It is a sign of an economy that is thin on the ground and not diversified – the number and composition of shops in rural Ethiopia or for that matter in many parts of Sub Saharan Africa. Non-farm business is limited in number and is ‘much of the same’.
There are only few shops and they concern primarily small food stores, bars and some hairdressers. The economy is not diversified and little money moves around. This means that opportunities to create productive income are few and far between and that many services that improve the well-being of people or add value to what is produced are not provided. Relying on a meagre basis, the rural economy is all but resilient.
Research done on two roads* in the “Feeder Road Development for Inclusive Productive Employment” project in November 2016 indicated the following:
- There was an increase in shops after the roads opened up: more than 80% of the shops opened up after the road was constructed
- Covering 135 non-farm business activities selected using non-probability sampling, the most common shops were bars, followed by small grocery stores and coffee houses. The third business was in transport. Three out of four businesses were operated by men. There were no hardware shops in the sample of 135, or tailors or pharmacies for that matter. Such sales are limited to market places or far away places. The survey results indicated that the construction of the roads had catalyzed non-farm business activities though.

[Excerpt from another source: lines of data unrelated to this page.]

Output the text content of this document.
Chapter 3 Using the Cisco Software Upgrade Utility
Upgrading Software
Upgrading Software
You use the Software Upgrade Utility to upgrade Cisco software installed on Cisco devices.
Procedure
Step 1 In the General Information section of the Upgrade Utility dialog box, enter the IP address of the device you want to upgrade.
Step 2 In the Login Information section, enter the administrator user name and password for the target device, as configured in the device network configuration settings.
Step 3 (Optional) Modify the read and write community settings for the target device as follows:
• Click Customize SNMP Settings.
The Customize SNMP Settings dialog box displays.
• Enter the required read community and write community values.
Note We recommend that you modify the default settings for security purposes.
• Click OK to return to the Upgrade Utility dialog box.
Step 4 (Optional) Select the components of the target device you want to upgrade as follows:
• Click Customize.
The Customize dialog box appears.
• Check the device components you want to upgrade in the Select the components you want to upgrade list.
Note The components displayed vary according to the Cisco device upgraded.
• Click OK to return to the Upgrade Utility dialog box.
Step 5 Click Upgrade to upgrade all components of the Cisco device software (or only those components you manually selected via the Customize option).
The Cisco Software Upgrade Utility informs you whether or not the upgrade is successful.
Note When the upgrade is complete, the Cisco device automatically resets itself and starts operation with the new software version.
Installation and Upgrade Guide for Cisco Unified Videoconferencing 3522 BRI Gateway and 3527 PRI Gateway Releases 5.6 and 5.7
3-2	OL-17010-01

- Access to finance was mentioned as the prime constraint for the shop owners to function and grow.
- Despite the new road network in the area, business enterprise owners also mentioned transportation related problems as the second most important constraint to business enterprises operation and growth. High cost and low frequency of public transport are the most common problems. There are also hardly any intermediate means of transport, be it motorbikes or motorized three wheelers. This makes it difficult to diversify income activities, sell farm produce or access agricultural inputs.

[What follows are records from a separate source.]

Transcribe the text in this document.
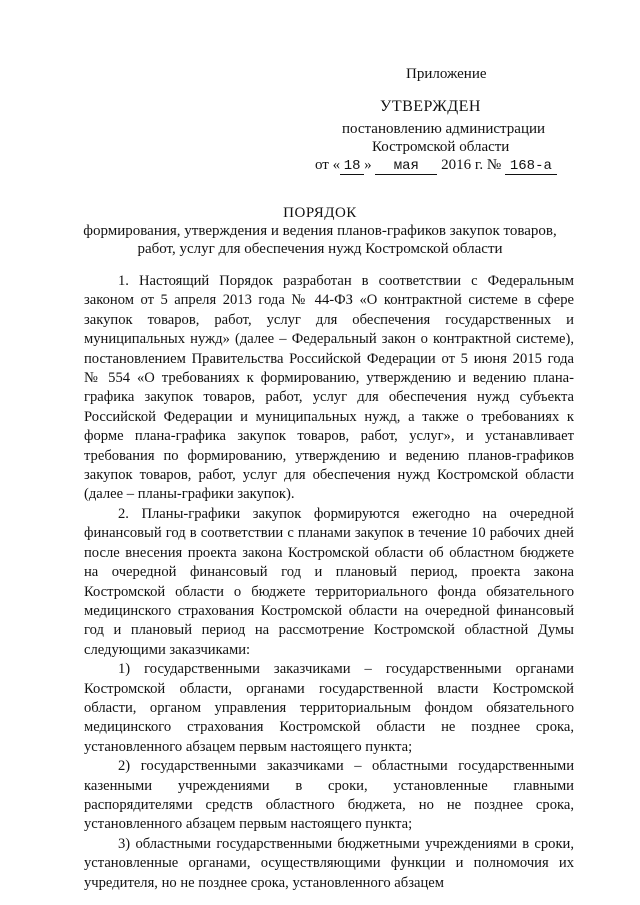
Приложение
УТВЕРЖДЕН
постановлению администрации
Костромской области
от « 18 » мая 2016 г. № 168-а
ПОРЯДОК
формирования, утверждения и ведения планов-графиков закупок товаров,
работ, услуг для обеспечения нужд Костромской области

1. Настоящий Порядок разработан в соответствии с Федеральным законом от 5 апреля 2013 года № 44-ФЗ «О контрактной системе в сфере закупок товаров, работ, услуг для обеспечения государственных и муниципальных нужд» (далее – Федеральный закон о контрактной системе), постановлением Правительства Российской Федерации от 5 июня 2015 года № 554 «О требованиях к формированию, утверждению и ведению плана-графика закупок товаров, работ, услуг для обеспечения нужд субъекта Российской Федерации и муниципальных нужд, а также о требованиях к форме плана-графика закупок товаров, работ, услуг», и устанавливает требования по формированию, утверждению и ведению планов-графиков закупок товаров, работ, услуг для обеспечения нужд Костромской области (далее – планы-графики закупок).

2. Планы-графики закупок формируются ежегодно на очередной финансовый год в соответствии с планами закупок в течение 10 рабочих дней после внесения проекта закона Костромской области об областном бюджете на очередной финансовый год и плановый период, проекта закона Костромской области о бюджете территориального фонда обязательного медицинского страхования Костромской области на очередной финансовый год и плановый период на рассмотрение Костромской областной Думы следующими заказчиками:

1) государственными заказчиками – государственными органами Костромской области, органами государственной власти Костромской области, органом управления территориальным фондом обязательного медицинского страхования Костромской области не позднее срока, установленного абзацем первым настоящего пункта;

2) государственными заказчиками – областными государственными казенными учреждениями в сроки, установленные главными распорядителями средств областного бюджета, но не позднее срока, установленного абзацем первым настоящего пункта;

3) областными государственными бюджетными учреждениями в сроки, установленные органами, осуществляющими функции и полномочия их учредителя, но не позднее срока, установленного абзацем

- The third constraint is lack of access to energy.
Given its potential to provide jobs and services, how to open up the local non-farm business sector? Here are five directions. Give credit facilities to the local shops so as to expand the stock they keep and the services they provide. Rural shops can play a large role in moving useful products to rural areas – from sanitary pads, basic medicines to better seeds, tools and solar lamps. Yet there are very few retail outlets that have a stock of such useful products and hence the potential market penetration of products that could mean a lot for rural customers is almost not there.
Help the retail shops to set up a system of selling in instalments to rural customers. There are many products that are immensely useful and have high return on investment but there is always a liquidity crisis. If local retail shops would sell in instalments to rural customers this could be overcome. Yet most shops have only a few people they trust. Setting up a system of simple screening and guarantees would unblock the market.
Further strengthen the retail shops by making sure all product delivery is routed through them. Now under all manner of public subsidy program parallel delivery systems are set-up whereby product and tools are directly provided to rural customers. It would make sense to physically route such free or subsidized items through the local shops and make them stronger and better-stocked.
Complement the efforts by training in more diversified economic activities – food processing, decorations, local craft – learning young people in particular basic business practices and technical skills and providing them with the vision, hope and aspiration.
And also: ensuring more transport on the roads. The Ethiopian feeder roads are now largely empty: used by few buses, even fewer trucks and ‘bajaj’ – the Indian-made motorbike three-wheeler with the typical low axle, making them inappropriate for the typical rural roads. But there is a variety of ‘intermediate means of rural transport’ – high duty, multi-purpose motorbikes for instance, that could and should fill the large transport gap.
The case could not be more timely – with the rural-urban divide opening wider and wider and the lack of youth employment opportunities a ticking time bomb. There is a need to invest in stronger and thicker rural business with credit lines and adequate transport.
The research was carried out in two Woredas (Kilte Awle’alo in Northern Tigray) and Raya Azebo of Southern Tigray, Ethiopia in November 2016.